Nitrogen Plasma with Air, Carbon Dioxide, or Water Shield
superior results for aluminium and stainless steel; best choice for extended parts durability
Nitrogen as a plasma gas will provide the best parts life among the plasma gas options. Nitrogen is well suited for use on stainless steel or aluminum (for mild steel, oxygen is usually a better choice – however if optimal parts life is a priority, nitrogen can be used on mild steel).
Choice of shielding gas plays a role in cutting performance. Water provides the best results for both stainless steel and aluminum. Carbon dioxide also performs well for aluminum cutting, but underperforms water for stainless steel. Air can be used as a shielding gas for nitrogen plasma, but with some compromises in cut quality.
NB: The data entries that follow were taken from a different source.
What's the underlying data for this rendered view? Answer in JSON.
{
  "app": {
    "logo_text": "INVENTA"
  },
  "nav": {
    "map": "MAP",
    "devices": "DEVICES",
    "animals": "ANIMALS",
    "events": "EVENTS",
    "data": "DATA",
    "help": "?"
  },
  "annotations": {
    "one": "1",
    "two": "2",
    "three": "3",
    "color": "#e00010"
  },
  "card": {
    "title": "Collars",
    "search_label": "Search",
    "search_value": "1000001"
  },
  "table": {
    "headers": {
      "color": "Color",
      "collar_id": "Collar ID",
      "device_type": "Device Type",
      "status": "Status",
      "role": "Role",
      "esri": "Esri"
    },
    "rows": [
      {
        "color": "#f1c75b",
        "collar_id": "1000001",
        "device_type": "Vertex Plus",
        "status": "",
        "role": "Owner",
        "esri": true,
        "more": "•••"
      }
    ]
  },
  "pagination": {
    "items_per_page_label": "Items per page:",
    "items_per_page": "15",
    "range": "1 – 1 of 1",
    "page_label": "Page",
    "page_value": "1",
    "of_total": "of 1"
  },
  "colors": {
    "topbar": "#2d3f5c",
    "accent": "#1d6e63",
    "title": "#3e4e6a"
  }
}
Argon/Hydrogen Plasma with Nitrogen Shield
best choice for thick materials
A mixture of argon and hydrogen – typically 65% argon and 35% hydrogen – will produce the hottest intensity plasma. Argon/Hydrogen is not recommended for use with mild steel, but can provide excellent results on stainless steel and aluminum.
Because of the intensity of the plasma, Argon/Hydrogen is the best choice when material thickness is over 1/2 inch, and arguably the only choice for material thickness over 3 inches.. When used with water injection torches, cutting up to 6 inch thick stainless steel is possible.